When two statutes conflict the general rule is that the statute last in time prevails as the most recent expression of the legislature's will. 2A C. Sands, Sutherland Statutory Construction § 51.02 (4th ed. 1984). 28 U.S.C. § 1915 was enacted in 1948 and last amended in 1979. The current version of Rule 4(c) was enacted in 1983 and last revised in 1987. Thus Rule 4(c) prevails. This conclusion is reinforced by the legislative history of the extensive 1983 revisions of Rule 4(c). The legislature specifically contemplated that its enactment of the 1983 amendments would conflict with prior statutes which imposed the burden of serving process on the marshal in a wider range of situations. The legislature anticipated that the more restrictive provisions of Rule 4(c) would control because it was the statute last in time and because of the express provision of 28 U.S.C. § 2072 that "[a]ll laws in conflict with the [Federal Rules of Civil Procedure] shall be of no further force or effect after such rules have taken effect. . . ." 128 Cong.Rec. 30930-31 (1982), reprinted in 28 U.S.C.A. foll. Fed.R.Civ.P. 4 (Supp. 1990).
An IFP plaintiff must request that the marshal serve his complaint before the marshal will be responsible for such service. Boudette did not request service by the marshal and so remained responsible for timely service.
Boudette's sole excuse for his failure to timely serve the complaint is that he did not receive notice of the filing of the complaint, because of the error of either the court clerk or the postal service. In light of the specific facts of this case, we do not think Boudette has shown "good cause" for failing to serve notice in a timely manner.

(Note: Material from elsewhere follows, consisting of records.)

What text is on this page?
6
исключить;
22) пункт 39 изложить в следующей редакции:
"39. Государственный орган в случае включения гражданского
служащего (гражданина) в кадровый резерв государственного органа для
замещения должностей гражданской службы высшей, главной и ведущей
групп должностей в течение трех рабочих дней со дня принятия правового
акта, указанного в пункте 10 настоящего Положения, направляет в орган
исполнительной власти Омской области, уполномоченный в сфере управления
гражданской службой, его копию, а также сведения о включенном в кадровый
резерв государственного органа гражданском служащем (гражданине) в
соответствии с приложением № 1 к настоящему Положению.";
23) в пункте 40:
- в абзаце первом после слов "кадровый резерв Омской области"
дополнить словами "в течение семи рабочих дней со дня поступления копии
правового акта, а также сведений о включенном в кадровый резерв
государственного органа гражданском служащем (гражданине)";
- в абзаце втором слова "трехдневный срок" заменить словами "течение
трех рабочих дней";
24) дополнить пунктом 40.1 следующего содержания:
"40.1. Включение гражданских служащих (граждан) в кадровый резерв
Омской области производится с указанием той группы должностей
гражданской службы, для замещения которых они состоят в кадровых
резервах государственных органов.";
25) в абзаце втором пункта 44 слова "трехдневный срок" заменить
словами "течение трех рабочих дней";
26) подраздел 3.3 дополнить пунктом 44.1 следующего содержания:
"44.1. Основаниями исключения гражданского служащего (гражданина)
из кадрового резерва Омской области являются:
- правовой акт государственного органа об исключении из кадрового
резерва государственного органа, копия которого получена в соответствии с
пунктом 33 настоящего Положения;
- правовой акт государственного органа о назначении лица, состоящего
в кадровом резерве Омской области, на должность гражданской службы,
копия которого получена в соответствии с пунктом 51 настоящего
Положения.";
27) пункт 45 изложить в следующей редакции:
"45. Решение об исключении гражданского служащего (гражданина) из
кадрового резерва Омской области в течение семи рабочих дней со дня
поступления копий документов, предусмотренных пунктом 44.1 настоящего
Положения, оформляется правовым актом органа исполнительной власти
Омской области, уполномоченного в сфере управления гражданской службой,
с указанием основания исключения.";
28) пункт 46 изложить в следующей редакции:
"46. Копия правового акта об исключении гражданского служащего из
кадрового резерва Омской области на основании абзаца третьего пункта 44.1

The district court's order of January 19, 1989 dismissing Boudette's first action expressly informed Boudette that he could have the United States marshal serve his complaint rather than make his own arrangements for service. The order also set forth the requirement of Rule 4(j) that complaints be served within 120 days after filing. Boudette's subsequent reliance on the district court clerk and the post office was not reasonable in view of his previous experience and his express knowledge of the option of making the marshal responsible for service of process. Boudette may not now blame the Government for his failure to effect timely service of his complaint.
Boudette failed to show excusable neglect. The district court did not abuse its discretion in dismissing the action pursuant to Rule 4(j). See Hart, 817 F.2d at 80-81.